3 Warm Up Errors For The Shoulder
There are 3 warm up drills that I would change that I see young pitchers do…I think the problem is they think of overall movements too much and they don’t really think or know how the joint works. These 3 are really in response to the shoulder…
Questions are asked all the time about J-Bands and what do you think of with Crossover Symmetry? If you have broad disciplines…there are many things you can do with those disciplines. It boils down to who are you doing them with… and what kind of techniques are you doing while you are using them?
Problem with throwers is that they get really loose in the front and what happens over the course of time and you go into the layback over and over to throw as you develop more and more external rotation the ball will want to ride forward in the socket. So what happens is you acquire this anterior laxity in the and the ligaments in front of the shoulder have a little more give to them as you keep throwing and throwing.
This is one of reason why throwers need to take some time off through out the year to regain some of the anterior stability. This is why we are seeing more surgeries called anterior capsule plication. What that means is throwers get too loose in the front and they go in surgically and tighten that up.

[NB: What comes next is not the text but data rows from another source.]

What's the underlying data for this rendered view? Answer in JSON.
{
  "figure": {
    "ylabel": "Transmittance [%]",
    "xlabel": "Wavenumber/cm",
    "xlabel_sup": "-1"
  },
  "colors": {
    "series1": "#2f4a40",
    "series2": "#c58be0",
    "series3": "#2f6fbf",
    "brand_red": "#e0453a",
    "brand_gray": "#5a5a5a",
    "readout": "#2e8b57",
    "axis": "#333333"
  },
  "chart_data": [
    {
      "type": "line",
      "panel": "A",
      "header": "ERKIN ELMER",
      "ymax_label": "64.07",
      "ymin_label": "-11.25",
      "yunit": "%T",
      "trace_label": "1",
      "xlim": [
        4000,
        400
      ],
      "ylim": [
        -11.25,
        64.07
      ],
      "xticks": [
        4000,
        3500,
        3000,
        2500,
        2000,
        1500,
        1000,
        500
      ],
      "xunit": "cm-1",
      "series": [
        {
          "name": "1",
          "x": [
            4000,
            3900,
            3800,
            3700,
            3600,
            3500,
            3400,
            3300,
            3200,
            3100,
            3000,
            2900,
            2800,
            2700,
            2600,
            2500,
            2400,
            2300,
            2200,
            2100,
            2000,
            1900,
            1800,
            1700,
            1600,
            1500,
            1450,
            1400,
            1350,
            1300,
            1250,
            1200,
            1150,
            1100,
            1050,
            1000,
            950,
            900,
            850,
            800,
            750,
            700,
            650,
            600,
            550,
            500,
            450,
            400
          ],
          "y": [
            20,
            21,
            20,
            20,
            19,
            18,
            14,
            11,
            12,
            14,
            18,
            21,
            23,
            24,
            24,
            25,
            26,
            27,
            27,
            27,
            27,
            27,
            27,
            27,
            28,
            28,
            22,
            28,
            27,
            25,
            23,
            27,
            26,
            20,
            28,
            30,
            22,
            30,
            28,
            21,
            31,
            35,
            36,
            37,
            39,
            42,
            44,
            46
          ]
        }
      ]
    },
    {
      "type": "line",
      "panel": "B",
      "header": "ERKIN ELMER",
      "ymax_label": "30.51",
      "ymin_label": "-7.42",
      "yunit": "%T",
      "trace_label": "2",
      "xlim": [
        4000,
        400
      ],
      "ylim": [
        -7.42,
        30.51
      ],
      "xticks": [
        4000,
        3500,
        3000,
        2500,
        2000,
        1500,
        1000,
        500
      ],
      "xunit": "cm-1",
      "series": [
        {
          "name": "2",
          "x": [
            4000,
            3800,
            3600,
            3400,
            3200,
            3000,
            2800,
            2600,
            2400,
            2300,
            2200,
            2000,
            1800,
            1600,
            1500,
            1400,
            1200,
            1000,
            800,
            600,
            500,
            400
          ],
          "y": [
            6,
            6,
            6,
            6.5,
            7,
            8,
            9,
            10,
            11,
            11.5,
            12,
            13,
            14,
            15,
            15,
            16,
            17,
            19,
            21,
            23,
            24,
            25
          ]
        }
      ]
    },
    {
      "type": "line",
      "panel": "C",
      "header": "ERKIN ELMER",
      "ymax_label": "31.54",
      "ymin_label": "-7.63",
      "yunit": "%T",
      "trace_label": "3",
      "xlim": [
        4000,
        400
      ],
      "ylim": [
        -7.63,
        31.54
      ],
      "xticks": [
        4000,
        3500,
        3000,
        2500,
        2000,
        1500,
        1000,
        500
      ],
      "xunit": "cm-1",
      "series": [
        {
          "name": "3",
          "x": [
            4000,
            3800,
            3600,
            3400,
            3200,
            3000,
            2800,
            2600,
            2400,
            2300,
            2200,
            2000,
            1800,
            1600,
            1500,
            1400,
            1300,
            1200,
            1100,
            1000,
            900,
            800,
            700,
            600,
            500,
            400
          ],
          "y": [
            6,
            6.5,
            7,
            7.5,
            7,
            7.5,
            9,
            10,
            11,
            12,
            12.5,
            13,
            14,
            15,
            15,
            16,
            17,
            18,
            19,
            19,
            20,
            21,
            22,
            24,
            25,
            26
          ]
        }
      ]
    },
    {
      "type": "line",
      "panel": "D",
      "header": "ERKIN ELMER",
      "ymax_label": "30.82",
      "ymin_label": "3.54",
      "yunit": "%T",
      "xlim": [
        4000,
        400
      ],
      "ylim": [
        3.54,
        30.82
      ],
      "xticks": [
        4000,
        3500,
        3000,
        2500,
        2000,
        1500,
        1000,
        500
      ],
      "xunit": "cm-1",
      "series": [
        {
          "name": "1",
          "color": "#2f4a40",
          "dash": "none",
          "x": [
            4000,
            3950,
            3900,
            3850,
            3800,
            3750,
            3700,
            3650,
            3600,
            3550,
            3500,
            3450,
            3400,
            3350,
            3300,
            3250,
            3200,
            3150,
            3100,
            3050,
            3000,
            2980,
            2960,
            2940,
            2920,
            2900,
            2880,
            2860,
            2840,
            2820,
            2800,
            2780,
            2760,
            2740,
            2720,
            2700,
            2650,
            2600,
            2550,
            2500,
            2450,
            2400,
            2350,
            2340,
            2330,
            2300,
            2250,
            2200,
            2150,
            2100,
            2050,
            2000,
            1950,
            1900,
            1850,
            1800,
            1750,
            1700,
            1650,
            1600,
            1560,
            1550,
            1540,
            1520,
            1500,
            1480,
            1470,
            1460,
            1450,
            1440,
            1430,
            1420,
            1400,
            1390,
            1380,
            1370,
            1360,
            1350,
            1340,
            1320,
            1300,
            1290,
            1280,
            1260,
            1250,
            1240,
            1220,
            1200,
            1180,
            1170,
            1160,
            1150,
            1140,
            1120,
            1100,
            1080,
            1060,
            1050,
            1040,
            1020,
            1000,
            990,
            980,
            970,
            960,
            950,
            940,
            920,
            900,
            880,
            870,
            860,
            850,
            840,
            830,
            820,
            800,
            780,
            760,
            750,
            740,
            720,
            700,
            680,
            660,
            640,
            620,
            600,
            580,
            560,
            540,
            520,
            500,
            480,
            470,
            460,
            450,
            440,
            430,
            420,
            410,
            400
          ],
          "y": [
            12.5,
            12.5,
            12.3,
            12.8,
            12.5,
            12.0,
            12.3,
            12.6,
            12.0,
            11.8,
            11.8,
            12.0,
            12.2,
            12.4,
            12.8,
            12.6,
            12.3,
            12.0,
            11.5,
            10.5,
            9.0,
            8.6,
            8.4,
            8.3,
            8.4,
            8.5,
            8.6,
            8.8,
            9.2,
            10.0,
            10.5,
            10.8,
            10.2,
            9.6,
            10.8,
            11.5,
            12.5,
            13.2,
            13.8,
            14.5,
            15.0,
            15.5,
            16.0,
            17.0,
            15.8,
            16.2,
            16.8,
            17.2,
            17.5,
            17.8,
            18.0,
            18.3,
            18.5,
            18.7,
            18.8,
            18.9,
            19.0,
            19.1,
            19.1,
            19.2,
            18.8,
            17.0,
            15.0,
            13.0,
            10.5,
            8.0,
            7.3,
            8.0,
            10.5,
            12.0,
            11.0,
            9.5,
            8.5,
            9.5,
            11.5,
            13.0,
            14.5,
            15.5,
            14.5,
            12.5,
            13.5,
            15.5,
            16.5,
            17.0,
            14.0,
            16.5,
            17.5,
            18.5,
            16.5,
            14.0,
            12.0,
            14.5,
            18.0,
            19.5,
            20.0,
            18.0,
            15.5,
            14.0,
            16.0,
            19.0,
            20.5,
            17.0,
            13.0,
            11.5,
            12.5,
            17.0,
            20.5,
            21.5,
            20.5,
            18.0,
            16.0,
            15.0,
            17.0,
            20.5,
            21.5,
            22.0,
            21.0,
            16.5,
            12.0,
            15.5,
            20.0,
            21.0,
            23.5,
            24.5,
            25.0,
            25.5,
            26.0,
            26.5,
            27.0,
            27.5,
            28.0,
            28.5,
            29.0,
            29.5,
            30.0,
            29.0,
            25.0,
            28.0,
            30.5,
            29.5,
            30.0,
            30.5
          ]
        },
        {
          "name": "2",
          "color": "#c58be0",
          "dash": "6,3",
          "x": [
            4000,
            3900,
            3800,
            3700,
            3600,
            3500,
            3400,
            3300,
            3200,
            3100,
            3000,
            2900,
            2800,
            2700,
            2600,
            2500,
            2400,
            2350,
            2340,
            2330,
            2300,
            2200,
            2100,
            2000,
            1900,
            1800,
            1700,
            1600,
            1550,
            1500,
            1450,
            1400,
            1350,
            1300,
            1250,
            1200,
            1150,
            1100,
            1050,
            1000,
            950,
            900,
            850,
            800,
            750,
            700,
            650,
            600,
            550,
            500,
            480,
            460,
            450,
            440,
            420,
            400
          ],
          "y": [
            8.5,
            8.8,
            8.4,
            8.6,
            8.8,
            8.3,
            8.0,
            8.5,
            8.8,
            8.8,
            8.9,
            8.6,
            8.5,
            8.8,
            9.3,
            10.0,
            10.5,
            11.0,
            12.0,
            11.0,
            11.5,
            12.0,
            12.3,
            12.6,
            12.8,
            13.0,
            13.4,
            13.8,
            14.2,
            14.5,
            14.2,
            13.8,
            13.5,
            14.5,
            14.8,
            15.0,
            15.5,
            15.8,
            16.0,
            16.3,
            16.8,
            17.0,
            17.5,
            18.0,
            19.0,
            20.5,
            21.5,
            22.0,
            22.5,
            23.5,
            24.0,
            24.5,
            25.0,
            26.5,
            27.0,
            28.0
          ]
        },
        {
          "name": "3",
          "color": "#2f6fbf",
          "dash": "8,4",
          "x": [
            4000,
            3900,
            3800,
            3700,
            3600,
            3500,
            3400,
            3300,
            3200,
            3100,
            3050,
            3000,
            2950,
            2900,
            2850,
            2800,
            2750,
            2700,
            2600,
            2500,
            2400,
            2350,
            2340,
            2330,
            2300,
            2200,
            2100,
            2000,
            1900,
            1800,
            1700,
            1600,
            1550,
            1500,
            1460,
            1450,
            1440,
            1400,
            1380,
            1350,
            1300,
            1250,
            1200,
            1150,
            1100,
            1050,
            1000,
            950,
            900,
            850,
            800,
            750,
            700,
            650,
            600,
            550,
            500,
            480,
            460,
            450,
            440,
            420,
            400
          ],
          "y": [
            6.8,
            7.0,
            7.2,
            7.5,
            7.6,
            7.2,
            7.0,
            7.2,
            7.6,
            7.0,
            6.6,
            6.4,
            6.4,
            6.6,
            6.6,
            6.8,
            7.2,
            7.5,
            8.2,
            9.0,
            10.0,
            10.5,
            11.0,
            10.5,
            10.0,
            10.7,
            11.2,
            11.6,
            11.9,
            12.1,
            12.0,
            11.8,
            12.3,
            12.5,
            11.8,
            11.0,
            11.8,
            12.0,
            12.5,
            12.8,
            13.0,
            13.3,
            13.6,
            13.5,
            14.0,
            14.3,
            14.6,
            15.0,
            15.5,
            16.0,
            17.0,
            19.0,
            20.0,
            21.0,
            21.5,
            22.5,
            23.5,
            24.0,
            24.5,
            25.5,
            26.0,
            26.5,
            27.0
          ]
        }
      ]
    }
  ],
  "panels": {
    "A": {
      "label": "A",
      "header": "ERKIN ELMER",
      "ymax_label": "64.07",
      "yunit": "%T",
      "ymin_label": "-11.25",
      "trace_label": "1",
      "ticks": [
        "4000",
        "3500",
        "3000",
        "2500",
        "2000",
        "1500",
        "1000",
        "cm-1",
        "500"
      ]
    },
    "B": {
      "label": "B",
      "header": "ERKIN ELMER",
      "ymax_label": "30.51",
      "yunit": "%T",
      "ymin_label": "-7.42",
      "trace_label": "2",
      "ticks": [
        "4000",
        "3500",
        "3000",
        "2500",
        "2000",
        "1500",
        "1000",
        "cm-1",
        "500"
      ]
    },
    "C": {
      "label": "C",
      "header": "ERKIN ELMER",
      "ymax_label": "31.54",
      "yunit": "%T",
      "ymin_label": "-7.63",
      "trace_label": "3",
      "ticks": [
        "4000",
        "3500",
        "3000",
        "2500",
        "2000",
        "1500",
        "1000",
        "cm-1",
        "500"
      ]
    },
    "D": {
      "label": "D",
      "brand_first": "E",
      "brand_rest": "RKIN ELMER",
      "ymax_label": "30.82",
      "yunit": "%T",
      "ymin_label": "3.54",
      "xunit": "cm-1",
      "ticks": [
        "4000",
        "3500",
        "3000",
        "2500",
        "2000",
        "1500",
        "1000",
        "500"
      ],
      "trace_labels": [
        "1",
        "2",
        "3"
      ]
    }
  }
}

The problem is in addition to throwing stretching somebody in external rotation or extension can create more glide forward in the bone in the socket. Beyond what we acquire from our throwing we can create more from our training. Be really cautious about whether we stretch the shoulder at all and if we do how do we actually do it. My thought is we should never stretch a shoulder into external rotation and never stretch the shoulder into humeral extension.
Stretching into humeral extension…not good
All in all keeping the shoulder healthy is about keeping the ball and socket central. We tend to see a lot of guys grab their bands and stretch themselves into arms way back behind them (extension) and doing so the ball rides forward in the socket and creates laxity in the front. So stay away from anything behind your body. Likewise bringing your arms up in 90/90 degree angle stretching in that position is going to crank on the ball and socket into external rotation and create more anterior instability.
90/90 External Rotation poor form
Second you are also putting medial stress on the elbow, which is called valgus stress. A lot of throwers have a carrying valgus elbow in which the elbow protrudes at the inner elbow in the shape of a triangle. That can lead to UCL injuries and other medial elbow pain. So we should add in things in our training or warm up that will exasperate that. We get enough of that from throwing so we need to make sure our pre throwing regimen caters to our needs. If we are really loose then we need more stable work and if we are really tight then we need to do more mobility exercises BUT they do need to be done correctly.
Core posture let’s say in the 90 degree position and we fall into more extension there what happens with the shoulder blades?
Many times in this position falling into extension in the lumbar spine while in external rotation we tend to crank down into depression therefore you cant upwardly rotate into a good arm slot. Awareness of your core positioning while you’re doing RTC stuff is very important.
If you must…90/90 in good form
What should you do instead? Turn around and face the bands…go into that 90/90 position and maintain centralization of the ball and socket while keeping active the correct position of your posture. Don’t fall into forward head position, lumbar extension. Maintain core engagement.
Hope this gives a better idea to maintain the centralization of the shoulder. Remember methods are many, but principles are few.